I felt inspired at the time, but it was not long before I realized how much times had changed and reality hit me hard. I borrowed conservatively at first to cover my bill, but even with a part-time on-campus job, I was barely able to afford some basic living expenses. So I borrowed more, and then later even more. Six months after graduating I received quite the shock.

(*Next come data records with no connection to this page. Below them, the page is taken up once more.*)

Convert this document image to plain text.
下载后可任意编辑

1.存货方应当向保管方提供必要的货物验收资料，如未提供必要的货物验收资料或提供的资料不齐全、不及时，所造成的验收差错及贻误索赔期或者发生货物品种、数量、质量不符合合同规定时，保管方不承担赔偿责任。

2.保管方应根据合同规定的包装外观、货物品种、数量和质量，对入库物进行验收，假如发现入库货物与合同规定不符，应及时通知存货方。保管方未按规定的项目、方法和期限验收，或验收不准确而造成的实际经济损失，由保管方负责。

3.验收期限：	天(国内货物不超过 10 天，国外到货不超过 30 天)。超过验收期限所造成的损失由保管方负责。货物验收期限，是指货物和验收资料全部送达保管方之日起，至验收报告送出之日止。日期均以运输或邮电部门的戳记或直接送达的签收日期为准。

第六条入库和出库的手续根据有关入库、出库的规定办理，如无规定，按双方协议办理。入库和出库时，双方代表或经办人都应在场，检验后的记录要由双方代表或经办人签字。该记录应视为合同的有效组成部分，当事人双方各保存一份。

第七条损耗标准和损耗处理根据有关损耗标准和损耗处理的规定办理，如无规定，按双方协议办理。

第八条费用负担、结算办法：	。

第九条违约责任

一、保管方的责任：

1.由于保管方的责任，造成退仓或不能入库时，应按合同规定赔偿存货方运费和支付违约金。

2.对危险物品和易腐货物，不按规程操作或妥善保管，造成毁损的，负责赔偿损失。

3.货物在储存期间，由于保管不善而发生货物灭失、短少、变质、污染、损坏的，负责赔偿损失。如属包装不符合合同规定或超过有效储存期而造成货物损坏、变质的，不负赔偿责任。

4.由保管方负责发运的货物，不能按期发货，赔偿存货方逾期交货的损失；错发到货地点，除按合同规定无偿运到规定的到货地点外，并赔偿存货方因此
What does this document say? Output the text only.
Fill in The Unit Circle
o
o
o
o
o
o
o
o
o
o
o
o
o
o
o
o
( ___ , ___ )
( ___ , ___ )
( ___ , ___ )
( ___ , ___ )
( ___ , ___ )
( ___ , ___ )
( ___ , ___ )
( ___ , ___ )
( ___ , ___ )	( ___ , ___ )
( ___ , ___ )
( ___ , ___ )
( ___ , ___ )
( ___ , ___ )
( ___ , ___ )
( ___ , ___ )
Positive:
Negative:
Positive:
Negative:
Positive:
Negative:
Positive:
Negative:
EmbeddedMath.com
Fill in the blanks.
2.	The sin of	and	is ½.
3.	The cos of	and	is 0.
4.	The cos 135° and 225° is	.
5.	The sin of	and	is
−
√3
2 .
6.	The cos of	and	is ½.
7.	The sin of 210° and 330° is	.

We know that this story is all too common. So how do we better prepare students to make wise decisions before it’s too late? Here are a few tips to help inspire your students to borrow responsibly:
- Direct vs. indirect costs. Ensure that all estimated costs are on the Award Letter and are clear. Break out direct costs (i.e. tuition and fees) from indirect costs (i.e. books) so that students can easily understand the difference between what will be owed to the school and what they will need to plan for on their own.
- Integrate institutional aid. When students are awarded institutional aid separately from federal and state aid, they often borrow too much and don’t adjust their loan amount at a later time. Align your scholarship application process with the FAFSA timeline so that you can place any awarded institutional aid on the same Award Letter.
- Include repayment information. Get students thinking early-on about average salaries in their field of choice and how their monthly loan payments will interact with their post-graduation budget. By integrating and/or linking repayment information right into the Award Letter, students are more likely to give repayment some thought before taking out student loans.In the end, don’t overthink your efforts with debt education. Even small steps towards educating students in this area will have positive effects with inspiring them to borrow responsibly.